Re: When will the exchange node(Distribution) be added to the execution plan

2020-02-03 Thread JiaTao Tao
Thank you very much, now I can see distribution in RelTrait, and I still
have some doubts:
1. It seems in Calcite's main query process(via Prepare#prepareSql) there's
no code to `addRelTraitDef(RelDistributionTraitDef.INSTANCE)`, and even no
config, anyone know why?
2. I enable `useAbstractConvertersForConversion` and only register SMJ
rule, the table has no collation when optimizing, it occurs error:

Missing conversions are EnumerableTableScan[sort: [] -> [0]] (2 cases)

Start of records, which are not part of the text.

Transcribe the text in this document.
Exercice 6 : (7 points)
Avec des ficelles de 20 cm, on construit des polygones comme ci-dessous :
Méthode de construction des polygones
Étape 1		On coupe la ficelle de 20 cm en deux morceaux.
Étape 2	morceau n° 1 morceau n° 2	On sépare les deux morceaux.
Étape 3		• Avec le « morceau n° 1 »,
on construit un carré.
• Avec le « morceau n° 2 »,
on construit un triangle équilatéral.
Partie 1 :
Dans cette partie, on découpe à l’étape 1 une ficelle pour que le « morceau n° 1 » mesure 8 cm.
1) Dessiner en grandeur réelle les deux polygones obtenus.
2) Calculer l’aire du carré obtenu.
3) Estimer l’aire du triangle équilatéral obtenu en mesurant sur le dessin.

And when the table exposes collation, it just fine. How to make calcite
automatically add sort nodes, like Spark's ensure requirements.

Regards!

Aron Tao


Roman Kondakov  于2020年2月2日周日 下午7:26写道:

Hi

If you want the distribution trait to be taken into account by
optimizer, you need to register it:

VolcanoPlanner planner = ...;
planner.addRelTraitDef(RelDistributionTraitDef.INSTANCE);

See example in [1].

[1]
https://github.com/apache/calcite/blob/a6f544eb48a87f4f71f76ed422584398c0c9baa3/core/src/test/java/org/apache/calcite/test/RelOptRulesTest.java#L6377


-- 
Kind Regards
Roman Kondakov


On 02.02.2020 08:01, JiaTao Tao wrote:
> Hi
> I wonder when will the exchange node be added to the execution plan. For
> example, In Spark, if a join is SMJ(SortMergeJoin), it will add an
> exchange and a sort node to the execution plan:
>
> 3631580619602_.pic.jpg
>
> In Calcite, Let me use CsvTest#testReadme for example and I can find a
> sorting trait if the join is SMJ, but I can not find an exchange.
>
> The SQL:
>
> SELECT d.name , COUNT(*) cnt
> FROM emps AS e
> JOIN depts AS d ON e.deptno = d.deptno
> GROUP BY d.name ;
>
> The plan in volcano planner, see
> `rel#76:EnumerableMergeJoin.ENUMERABLE.[[0], [2]]`, we can see the
> conversion and the Collation, but no distribution.
>
> appendix
>
> Set#6, type: RecordType(INTEGER DEPTNO, VARCHAR NAME, INTEGER DEPTNO0)
> rel#51:Subset#6.NONE.[], best=null, importance=0.6561
>
>
rel#49:LogicalJoin.NONE.[](left=RelSubset#30,right=RelSubset#29,condition==($2,
> $0),joinType=inner), rowcount=1500.0, cumulative cost={inf}
>
>
rel#60:LogicalProject.NONE.[](input=RelSubset#32,DEPTNO=$1,NAME=$2,DEPTNO0=$0),
> rowcount=1500.0, cumulative cost={inf}
> rel#55:Subset#6.ENUMERABLE.[], best=rel#78,
> importance=0.7291
>
>
rel#70:EnumerableProject.ENUMERABLE.[](input=RelSubset#46,DEPTNO=$1,NAME=$2,DEPTNO0=$0),
> rowcount=1500.0, cumulative cost={3686.517018598809 rows, 4626.25 cpu,
> 0.0 io}
> rel#76:EnumerableMergeJoin.ENUMERABLE.[[0],
> [2]](left=RelSubset#74,right=RelSubset#75,condition==($2,
> $0),joinType=inner), rowcount=1500.0, cumulative cost={inf}
>
>
rel#78:EnumerableHashJoin.ENUMERABLE.[](left=RelSubset#30,right=RelSubset#69,condition==($0,
> $2),joinType=inner), rowcount=1500.0, cumulative cost={2185.517018598809
> rows, 126.25 cpu, 0.0 io}
>
> --
> Regards!
>
> Aron Tao
>
>
> --
>
> Regards!
>
> Aron Tao
>